Emitting Word Timings with End-to-End Models

Organization Name

Google LLC

Inventor(s)

Tara N. Sainath of Jersey City NJ (US)

Basilio Garcia Castillo of Mountain View CA (US)

David Rybach of Munich (DE)

Trevor Strohman of Mountain View CA (US)

Ruoming Pang of New York NY (US)

Emitting Word Timings with End-to-End Models - A simplified explanation of the abstract

This abstract first appeared for US patent application 20240321263 titled 'Emitting Word Timings with End-to-End Models

The method described in the abstract involves processing training examples containing audio data of spoken utterances and their corresponding transcriptions. The method inserts placeholder symbols before each word to identify the beginning and end of the word, then determines word pieces and generates constrained alignments for each word piece. These alignments are used to constrain the attention head of a decoder in a second pass.
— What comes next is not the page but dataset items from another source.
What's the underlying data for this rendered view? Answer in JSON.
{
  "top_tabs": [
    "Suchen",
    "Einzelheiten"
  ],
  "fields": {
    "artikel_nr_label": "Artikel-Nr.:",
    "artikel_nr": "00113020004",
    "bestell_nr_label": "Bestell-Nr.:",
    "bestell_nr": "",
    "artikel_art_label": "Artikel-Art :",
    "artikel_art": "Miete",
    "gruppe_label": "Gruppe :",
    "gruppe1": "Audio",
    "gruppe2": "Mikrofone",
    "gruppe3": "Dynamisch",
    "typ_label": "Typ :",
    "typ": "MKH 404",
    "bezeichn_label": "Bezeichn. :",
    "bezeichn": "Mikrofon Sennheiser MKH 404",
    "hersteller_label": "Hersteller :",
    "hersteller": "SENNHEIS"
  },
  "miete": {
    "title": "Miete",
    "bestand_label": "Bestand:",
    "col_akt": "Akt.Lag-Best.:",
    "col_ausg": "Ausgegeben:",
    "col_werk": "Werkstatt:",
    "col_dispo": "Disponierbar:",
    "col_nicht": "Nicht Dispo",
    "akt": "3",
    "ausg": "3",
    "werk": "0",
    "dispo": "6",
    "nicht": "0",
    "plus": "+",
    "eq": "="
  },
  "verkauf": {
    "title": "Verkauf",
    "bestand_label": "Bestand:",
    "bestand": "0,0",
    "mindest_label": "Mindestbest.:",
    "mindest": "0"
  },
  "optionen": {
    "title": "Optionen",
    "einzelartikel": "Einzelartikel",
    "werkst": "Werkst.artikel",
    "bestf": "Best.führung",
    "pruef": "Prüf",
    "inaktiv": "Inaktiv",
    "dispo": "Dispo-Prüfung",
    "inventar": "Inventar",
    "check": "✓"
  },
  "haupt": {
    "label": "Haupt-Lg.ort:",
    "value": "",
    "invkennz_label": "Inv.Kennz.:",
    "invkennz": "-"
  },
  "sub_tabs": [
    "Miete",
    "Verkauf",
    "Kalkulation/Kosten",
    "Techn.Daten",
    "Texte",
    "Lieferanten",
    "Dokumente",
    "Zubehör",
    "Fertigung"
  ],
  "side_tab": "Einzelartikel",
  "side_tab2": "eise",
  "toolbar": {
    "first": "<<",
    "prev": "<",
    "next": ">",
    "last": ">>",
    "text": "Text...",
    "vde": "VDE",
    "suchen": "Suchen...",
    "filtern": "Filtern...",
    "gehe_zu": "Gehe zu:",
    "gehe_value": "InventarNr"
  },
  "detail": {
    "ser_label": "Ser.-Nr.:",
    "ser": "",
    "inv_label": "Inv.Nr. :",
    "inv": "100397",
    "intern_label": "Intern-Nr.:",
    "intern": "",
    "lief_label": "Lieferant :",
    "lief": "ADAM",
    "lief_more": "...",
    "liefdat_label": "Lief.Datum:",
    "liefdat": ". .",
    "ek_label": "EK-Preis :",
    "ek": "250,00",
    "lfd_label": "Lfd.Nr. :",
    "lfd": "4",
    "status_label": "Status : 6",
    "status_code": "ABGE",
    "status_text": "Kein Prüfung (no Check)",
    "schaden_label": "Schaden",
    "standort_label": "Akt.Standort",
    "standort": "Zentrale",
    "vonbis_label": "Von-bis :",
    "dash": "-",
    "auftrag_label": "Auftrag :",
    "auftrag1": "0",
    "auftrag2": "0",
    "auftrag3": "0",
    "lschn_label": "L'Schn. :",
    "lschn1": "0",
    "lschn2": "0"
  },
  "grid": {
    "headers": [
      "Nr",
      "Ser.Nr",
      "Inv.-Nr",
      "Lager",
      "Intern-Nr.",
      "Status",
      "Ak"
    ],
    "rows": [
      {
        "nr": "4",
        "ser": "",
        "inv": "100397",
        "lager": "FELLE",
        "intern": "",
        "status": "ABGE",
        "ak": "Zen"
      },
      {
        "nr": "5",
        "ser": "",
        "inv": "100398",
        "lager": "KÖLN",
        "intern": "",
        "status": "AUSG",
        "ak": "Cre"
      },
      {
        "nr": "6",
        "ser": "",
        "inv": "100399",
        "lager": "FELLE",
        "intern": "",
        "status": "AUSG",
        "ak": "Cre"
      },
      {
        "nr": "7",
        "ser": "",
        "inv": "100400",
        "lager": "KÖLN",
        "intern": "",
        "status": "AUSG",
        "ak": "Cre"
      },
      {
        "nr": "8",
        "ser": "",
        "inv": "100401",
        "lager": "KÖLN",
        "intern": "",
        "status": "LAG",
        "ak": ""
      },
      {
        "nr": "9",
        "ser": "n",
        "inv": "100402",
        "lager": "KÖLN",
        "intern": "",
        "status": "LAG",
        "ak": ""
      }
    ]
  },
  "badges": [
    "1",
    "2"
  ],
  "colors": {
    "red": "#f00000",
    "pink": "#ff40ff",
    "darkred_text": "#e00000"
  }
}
Training examples contain audio data and transcriptions
Placeholder symbols are inserted before each word
Word pieces are determined and constrained alignments are generated
Alignments are used to constrain the attention head of a decoder
Second pass decoder is constrained by the alignments

Potential Applications: - Speech recognition technology - Language translation systems - Voice-controlled devices

Problems Solved: - Improving accuracy in speech recognition - Enhancing the performance of language processing systems

Benefits: - Higher accuracy in transcribing spoken language - Improved efficiency in language translation - Enhanced user experience with voice-controlled devices

Commercial Applications: Title: Enhanced Speech Recognition Technology for Improved Language Processing This technology can be utilized in various industries such as: - Customer service for automated call centers - Language learning applications - Voice-activated virtual assistants

Questions about the technology: 1. How does this method improve the accuracy of speech recognition systems? 2. What are the potential limitations of using constrained alignments in language processing systems?

Frequently Updated Research: Stay updated on advancements in speech recognition technology and language processing systems to leverage the latest innovations in the field.

Original Abstract Submitted

a method includes receiving a training example that includes audio data representing a spoken utterance and a ground truth transcription. for each word in the spoken utterance, the method also includes inserting a placeholder symbol before the respective word identifying a respective ground truth alignment for a beginning and an end of the respective word, determining a beginning word piece and an ending word piece, and generating a first constrained alignment for the beginning word piece and a second constrained alignment for the ending word piece. the first constrained alignment is aligned with the ground truth alignment for the beginning of the respective word and the second constrained alignment is aligned with the ground truth alignment for the ending of the respective word. the method also includes constraining an attention head of a second pass decoder by applying the first and second constrained alignments.